Uma excelente demonstração de artilharia.
Os aviões desapareceram do radar, logo após
aquela linha de destroços. Estamos prestes
a aterrar, é melhor pormos o cinto.
Vai cair um café dos anos vinte.
("Queda", p. 39)
A referência aos lugares que se fecham ou entram em crise vai de par com retratos, que podem ser patéticos, como este:
É aqui que os sonhos vêm morrer.
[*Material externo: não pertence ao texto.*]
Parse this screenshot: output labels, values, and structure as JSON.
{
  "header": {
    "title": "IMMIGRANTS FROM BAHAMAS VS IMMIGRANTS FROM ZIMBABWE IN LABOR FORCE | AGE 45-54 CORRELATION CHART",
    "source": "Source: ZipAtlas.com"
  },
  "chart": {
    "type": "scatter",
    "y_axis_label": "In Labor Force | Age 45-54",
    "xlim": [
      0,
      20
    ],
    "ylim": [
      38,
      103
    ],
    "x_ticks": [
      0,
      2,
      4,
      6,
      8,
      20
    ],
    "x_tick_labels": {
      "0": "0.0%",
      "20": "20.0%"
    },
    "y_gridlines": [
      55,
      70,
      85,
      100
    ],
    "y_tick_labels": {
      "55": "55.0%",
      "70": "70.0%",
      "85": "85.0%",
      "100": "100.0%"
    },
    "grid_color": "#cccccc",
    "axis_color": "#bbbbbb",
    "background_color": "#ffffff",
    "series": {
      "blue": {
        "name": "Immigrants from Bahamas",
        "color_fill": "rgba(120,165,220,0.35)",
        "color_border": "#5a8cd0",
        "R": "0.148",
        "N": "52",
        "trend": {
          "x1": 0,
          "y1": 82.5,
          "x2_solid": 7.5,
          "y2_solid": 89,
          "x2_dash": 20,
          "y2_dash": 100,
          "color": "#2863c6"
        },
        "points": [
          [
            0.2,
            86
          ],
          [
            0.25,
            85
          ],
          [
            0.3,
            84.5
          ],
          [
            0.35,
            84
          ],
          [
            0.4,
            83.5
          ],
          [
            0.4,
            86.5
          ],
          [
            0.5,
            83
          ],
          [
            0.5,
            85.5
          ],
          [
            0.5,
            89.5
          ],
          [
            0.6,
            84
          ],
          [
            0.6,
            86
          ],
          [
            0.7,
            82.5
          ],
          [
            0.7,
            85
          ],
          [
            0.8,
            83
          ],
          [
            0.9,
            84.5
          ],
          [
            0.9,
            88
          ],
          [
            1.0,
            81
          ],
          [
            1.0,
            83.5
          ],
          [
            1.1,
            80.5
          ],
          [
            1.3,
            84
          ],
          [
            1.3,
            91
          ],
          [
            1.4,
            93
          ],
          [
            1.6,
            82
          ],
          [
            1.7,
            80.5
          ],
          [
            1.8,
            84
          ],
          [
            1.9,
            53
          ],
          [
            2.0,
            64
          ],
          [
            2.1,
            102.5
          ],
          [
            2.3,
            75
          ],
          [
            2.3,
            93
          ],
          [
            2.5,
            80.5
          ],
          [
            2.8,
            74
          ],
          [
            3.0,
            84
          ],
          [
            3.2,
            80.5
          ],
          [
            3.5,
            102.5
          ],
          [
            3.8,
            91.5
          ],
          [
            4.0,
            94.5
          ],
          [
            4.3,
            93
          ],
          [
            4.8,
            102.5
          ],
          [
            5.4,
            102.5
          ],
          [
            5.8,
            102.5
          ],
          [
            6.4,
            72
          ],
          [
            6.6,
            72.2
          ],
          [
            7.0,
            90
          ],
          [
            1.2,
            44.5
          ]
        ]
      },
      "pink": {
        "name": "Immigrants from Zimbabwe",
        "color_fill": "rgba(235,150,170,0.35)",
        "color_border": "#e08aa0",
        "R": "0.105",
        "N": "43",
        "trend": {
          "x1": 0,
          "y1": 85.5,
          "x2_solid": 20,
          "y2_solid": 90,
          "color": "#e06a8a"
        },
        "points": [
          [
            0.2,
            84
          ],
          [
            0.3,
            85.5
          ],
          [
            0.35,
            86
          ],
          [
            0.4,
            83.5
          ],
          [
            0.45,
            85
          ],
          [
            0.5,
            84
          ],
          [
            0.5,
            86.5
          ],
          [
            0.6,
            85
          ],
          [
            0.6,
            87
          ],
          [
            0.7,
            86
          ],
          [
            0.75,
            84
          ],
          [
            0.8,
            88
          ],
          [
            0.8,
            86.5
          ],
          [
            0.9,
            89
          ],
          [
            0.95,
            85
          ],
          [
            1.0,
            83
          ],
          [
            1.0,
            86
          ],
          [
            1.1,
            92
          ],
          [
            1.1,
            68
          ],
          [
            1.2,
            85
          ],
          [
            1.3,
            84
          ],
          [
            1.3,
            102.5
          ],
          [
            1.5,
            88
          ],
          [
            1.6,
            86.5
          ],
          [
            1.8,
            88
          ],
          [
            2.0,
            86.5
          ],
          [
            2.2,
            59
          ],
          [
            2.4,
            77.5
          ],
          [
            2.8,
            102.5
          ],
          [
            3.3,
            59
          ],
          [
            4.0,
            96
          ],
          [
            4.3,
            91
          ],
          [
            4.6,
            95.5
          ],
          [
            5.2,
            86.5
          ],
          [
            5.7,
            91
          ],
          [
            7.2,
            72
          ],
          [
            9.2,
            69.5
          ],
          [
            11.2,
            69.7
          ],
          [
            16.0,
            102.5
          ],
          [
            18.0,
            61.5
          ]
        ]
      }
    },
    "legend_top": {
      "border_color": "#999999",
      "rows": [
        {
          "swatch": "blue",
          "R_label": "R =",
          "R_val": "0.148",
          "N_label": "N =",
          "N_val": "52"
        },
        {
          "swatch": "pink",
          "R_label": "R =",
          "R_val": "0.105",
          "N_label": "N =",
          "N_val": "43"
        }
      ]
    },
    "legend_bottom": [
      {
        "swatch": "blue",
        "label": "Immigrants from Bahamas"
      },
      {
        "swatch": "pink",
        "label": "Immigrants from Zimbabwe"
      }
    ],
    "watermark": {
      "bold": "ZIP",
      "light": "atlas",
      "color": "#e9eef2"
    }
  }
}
Ao balcão,
ele e o copo, apenas os dois contra o mundo.
Temos de admitir que por vezes
conhecer uma pessoa é desumano.
("Cervejaria", p. 31)
A cidade abandona-se a si mesma, no seu chão vê-se "a pele escamosa de um animal extinto,/ um esqueleto completo e articulado,/ apenas reconhecível através do tamanho/ e da forma dos ossos." ("Vestígios, p. 34). Nesta geografia sentimental da crise, a ironia é, em alguns poemas, cortante. O último verso do poema final, "Ninguém sabe o que vão ser as cidades amanhã." poderia ser apenas mais um exemplo da mutabilidade do espaço urbano, presente na poesia moderna ao menos desde Baudelaire. Mas o título do poema é "Franchising"... eis a resposta que se divisa para o retrato das cidades futuras! Serem não um original, mas uma réplica licenciada de outro espaço, um não lugar dedicado ao consumo? Réplicas da revista Ler?